I'm going to Pinto Worlds next year with my mini, Angel. My harness isn't quite world-show quality, and it's getting to the point where I need a new show one soon. I'm thinking of purchasing the Rolled Show Harness from Star Lake Tack. What do you guys think, is it a good buy? Does it fit well? Is it pretty comfortable for your horses? Anybody have pics of it in action?

Thanks

Claire


----------



## Strangeaddiction (Dec 28, 2015)

I have heard nothing but good things about all of her harnesses. I have just their plain leather harness for my mini for working him in and it fits great. She is great to work with, you provide measurements and she will help make one that fits your mini. I will probably end up buying one of her harnesses before show season hits.


----------



## wrs (Dec 29, 2015)

We love ours and would buy again.
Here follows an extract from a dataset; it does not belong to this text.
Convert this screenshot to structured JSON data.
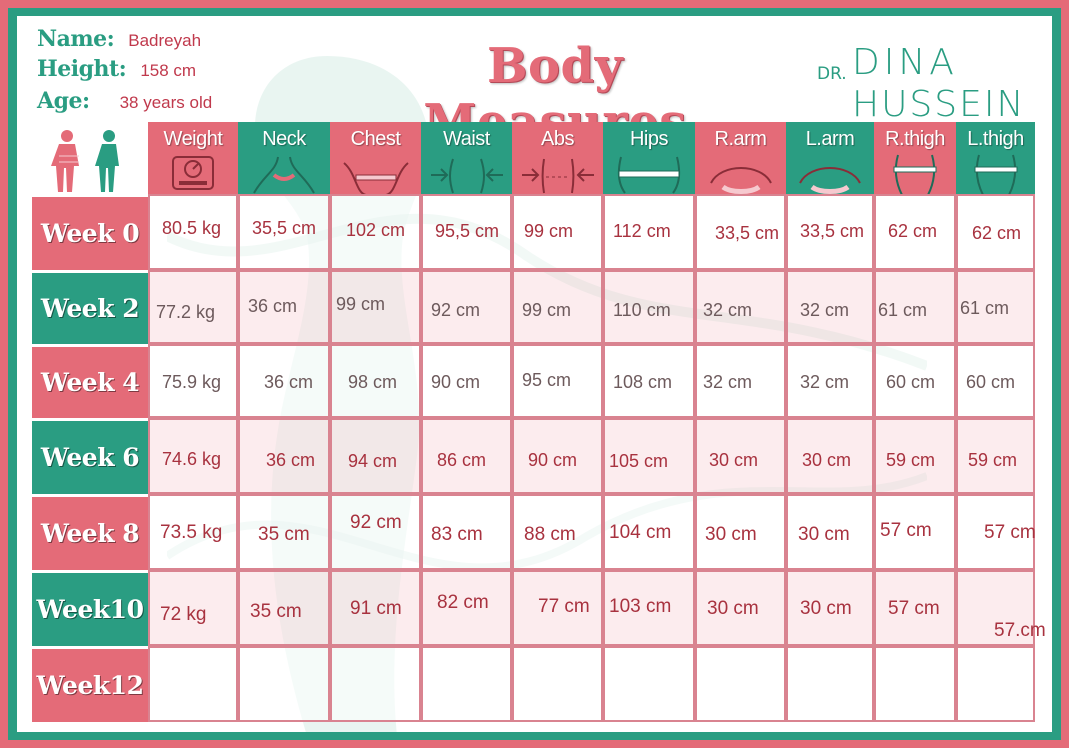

Looks and fits great. Cathy is easy to work with and can customize it if needed. It was the best price we found for the style and quality.


----------



## Yankee Doodle Dandy (Dec 30, 2015)

Awesome, thank you!


----------



## MiniNHF (Jan 12, 2016)

If you can catch her at a show, she will help you fit it to your horse and even for halters ive had her swap out the crown pieces if they were to long or to short at a show when I just bought them off of her tack trailer.


----------



## Marsha Cassada (Jan 25, 2016)

Just ordered a bridle. Very nice to work with on the phone.


----------



## Performancemini (Feb 8, 2016)

My Mom has had that one for a number of years now. It's a really really nice harness. Cathy is great to work with. We have been buying things from her for a number of years. You won't regret dealing with her and you should be extremely pleased with the harness!


----------